Page 25 of Bad at Love

“Vanilla.”

“Vanilla is good.”

“Pinch of salt. Dash of cinnamon.”

“Sounds delicious.”

My mouth opens as I look at him, our noses almost touching, but I don’t know what to say. I have no words. I answered his question, yet itfeelslike I’m supposed to say something.

The coffee machine beeps, letting us know the cup is finished brewing. Storm holds my stare for just a second longer before turning and going to his coffee.

“How long until it’s done?” he asks, tone perfectly normal.

What the…

Looking down at the pan, I give them another flip. They’re the right color, so I add them to the plate.

“You can have this one.”

“You sure?”

“Mhm. Yep.” I slide the plate across the counter, then focus on cooking the rest of the French Toast so I can eat and leave. I’m already running off schedule because I’m taking too long to cook. A few minutes later, the next batch is done. I plate them and take it to the table, but stop short. Storm is sitting there, his food in front of him, and he’s scrolling on his phone.

“Is something wrong with it?”

He looks up at me without moving his head. “Wrong?”

“The food. You haven’t eaten.”

“I was waiting for you.” He smiles at me and it throws me for a loop. “Are you going to come sit?”

“Yeah, I am.” I shake out of it and sit. Why is he being so weird this morning? It’s not normal. Not right. What’s even worse is the way it’s bothering me. My whole day is going to be ruined because of this.

Once I sit, Storm puts his phone down and digs into his food. He continuously makes soft moaning sounds, thoroughly enjoying his food. I should make this more often.

No. No, I should not. Make food to hear him moan? That’s insane. Crazy. I can’t think of things like that. It’s just not right.

I quickly finish eating, wash my plate, and hurry out of the kitchen. I grab my things and head for the door, wondering if I’m going to come back to his breakfast dishes in the sink or if he’ll be nice enough to wash them. Usually I do them before I leave, so I can have a clear mind about it. Hopefully this won’t bother me all day…

“Have a good day at work!” he calls out as I step onto the porch. I stumble.

“Th-thanks!” I call back before hurrying to my car.

“He’s making me uncomfortable, Marta.”

“Because he’s being nice? Gabriel, what is wrong with you?”

I shake my head. “Too many things.”

“You know that’s not what I meant. It was rhetorical.”

“You know I hate rhetorical questions.” I sigh, picking up my sandwich and taking a bite.

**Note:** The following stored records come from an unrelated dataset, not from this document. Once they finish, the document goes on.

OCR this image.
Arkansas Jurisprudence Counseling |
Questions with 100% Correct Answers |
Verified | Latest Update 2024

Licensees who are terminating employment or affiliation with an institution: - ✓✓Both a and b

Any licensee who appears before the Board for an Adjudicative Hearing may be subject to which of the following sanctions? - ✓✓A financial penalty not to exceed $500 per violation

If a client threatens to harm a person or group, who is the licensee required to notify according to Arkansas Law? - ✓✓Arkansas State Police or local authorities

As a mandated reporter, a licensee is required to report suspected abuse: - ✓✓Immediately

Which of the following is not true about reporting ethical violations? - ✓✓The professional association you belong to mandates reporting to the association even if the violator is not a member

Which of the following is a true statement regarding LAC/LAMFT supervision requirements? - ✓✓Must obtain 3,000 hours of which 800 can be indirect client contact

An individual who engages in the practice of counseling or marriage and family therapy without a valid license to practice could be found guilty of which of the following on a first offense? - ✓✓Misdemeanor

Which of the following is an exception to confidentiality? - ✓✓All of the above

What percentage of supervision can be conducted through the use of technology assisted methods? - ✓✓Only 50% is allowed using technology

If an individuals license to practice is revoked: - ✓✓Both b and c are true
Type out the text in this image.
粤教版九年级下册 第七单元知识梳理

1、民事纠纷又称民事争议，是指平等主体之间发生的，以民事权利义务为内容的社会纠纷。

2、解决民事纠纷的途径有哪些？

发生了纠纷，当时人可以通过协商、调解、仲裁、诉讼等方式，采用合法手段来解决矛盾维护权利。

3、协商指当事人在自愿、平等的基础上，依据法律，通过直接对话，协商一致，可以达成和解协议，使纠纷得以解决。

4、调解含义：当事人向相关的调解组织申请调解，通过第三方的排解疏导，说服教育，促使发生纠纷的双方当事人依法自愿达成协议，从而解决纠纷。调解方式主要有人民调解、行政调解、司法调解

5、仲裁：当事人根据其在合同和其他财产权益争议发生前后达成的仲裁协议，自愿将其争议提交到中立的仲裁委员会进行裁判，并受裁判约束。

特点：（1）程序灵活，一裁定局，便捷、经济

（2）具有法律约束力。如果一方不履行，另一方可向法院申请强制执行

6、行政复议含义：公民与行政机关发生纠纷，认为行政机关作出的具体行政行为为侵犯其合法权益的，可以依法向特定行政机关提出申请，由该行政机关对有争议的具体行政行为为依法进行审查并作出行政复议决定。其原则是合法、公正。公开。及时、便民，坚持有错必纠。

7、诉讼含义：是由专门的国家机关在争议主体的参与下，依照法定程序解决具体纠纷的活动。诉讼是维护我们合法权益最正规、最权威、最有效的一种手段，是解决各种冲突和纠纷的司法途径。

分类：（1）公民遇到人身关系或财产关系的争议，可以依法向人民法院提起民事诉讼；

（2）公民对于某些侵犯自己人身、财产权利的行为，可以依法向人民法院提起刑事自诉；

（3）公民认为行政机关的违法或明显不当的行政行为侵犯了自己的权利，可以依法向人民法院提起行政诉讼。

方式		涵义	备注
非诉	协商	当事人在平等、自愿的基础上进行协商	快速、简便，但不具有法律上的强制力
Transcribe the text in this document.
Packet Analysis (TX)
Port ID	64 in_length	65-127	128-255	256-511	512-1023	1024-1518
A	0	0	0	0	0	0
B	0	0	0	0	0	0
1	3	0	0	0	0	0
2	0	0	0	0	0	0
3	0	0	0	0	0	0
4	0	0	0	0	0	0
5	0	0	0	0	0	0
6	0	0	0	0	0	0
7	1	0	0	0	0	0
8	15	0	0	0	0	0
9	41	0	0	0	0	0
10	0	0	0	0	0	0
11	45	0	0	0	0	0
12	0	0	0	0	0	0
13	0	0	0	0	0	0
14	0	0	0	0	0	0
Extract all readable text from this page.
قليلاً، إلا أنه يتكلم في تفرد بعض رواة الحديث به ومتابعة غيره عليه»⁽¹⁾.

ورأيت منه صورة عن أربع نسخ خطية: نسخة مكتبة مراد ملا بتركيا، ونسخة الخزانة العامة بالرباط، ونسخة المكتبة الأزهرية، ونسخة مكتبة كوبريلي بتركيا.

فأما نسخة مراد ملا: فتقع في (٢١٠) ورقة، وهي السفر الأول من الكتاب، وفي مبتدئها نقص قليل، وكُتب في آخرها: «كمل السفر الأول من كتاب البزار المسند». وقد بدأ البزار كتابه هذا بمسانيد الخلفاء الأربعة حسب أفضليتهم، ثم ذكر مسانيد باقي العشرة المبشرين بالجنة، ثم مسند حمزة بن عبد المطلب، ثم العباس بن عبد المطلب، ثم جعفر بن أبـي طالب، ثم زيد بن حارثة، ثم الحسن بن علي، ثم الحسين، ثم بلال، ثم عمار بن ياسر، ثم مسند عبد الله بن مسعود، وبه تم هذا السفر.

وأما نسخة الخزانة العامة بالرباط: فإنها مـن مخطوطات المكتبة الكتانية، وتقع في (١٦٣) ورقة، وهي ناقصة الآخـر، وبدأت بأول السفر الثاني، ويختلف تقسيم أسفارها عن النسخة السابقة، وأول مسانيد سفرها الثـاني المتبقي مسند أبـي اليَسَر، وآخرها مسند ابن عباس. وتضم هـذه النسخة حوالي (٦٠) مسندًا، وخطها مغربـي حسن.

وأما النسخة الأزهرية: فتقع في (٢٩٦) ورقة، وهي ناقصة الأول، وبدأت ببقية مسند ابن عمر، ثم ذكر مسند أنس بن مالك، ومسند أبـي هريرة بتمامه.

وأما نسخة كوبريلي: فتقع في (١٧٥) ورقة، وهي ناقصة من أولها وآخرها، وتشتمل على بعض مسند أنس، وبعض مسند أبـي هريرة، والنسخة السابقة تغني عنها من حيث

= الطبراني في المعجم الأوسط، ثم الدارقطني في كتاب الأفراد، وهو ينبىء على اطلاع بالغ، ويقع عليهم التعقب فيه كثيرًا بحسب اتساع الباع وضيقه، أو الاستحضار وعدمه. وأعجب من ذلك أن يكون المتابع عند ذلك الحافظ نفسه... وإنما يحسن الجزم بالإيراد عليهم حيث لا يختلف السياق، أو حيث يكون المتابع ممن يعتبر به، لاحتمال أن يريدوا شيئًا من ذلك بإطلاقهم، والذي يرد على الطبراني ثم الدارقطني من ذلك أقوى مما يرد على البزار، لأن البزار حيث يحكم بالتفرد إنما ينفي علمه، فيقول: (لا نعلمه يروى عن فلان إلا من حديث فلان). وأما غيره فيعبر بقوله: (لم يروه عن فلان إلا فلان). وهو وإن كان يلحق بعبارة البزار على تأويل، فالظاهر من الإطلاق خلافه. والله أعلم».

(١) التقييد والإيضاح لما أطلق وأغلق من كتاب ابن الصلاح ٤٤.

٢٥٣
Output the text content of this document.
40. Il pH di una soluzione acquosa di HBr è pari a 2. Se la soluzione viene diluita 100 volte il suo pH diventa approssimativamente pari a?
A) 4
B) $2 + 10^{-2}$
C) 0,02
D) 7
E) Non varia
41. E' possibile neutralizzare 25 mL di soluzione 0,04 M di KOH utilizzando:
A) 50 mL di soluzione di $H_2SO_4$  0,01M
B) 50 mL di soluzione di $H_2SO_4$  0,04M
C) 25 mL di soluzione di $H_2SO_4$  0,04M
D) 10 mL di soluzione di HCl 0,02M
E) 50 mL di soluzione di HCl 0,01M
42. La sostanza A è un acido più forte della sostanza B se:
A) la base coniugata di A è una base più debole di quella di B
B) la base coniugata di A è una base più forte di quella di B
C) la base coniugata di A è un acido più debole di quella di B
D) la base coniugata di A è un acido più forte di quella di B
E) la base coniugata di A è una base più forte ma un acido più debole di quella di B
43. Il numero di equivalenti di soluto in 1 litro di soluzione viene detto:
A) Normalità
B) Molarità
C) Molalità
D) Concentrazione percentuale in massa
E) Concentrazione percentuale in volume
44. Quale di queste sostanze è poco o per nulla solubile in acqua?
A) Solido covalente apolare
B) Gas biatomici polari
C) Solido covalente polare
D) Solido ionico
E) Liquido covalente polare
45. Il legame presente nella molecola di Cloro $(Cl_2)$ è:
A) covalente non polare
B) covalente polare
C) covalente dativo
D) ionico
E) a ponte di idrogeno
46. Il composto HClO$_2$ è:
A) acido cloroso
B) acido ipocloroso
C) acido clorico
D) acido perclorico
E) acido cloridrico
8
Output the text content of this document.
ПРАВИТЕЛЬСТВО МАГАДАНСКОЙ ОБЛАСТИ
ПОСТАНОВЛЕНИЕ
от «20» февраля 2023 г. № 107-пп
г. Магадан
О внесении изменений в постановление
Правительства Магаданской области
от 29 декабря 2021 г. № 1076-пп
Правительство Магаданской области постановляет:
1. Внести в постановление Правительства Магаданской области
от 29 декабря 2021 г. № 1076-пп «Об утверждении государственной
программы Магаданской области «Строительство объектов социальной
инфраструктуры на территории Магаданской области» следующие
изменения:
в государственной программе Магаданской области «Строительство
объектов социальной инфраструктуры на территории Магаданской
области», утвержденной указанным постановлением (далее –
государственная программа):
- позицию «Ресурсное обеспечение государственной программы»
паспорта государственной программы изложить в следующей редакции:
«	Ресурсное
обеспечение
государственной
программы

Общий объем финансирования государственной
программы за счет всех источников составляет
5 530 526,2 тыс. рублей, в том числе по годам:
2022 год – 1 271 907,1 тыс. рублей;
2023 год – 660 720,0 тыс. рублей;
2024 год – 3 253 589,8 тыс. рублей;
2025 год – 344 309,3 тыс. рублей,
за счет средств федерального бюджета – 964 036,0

The tomato is a little too mushy for my likings, but the last time I complained about that to the kitchen, they laughed in my face.

“I don’t understand why you have to keep complaining about him. It’s okay to like him, you know.”

“I don’t like him,” I say quickly. Too quickly, it seems, because Marta eyes me carefully. “I just mean we aren’t friends. I don’t want to be friends with him. We live together because he’s helping with the rent—that’s it.”

“Right. Helping with the rent. I get it.”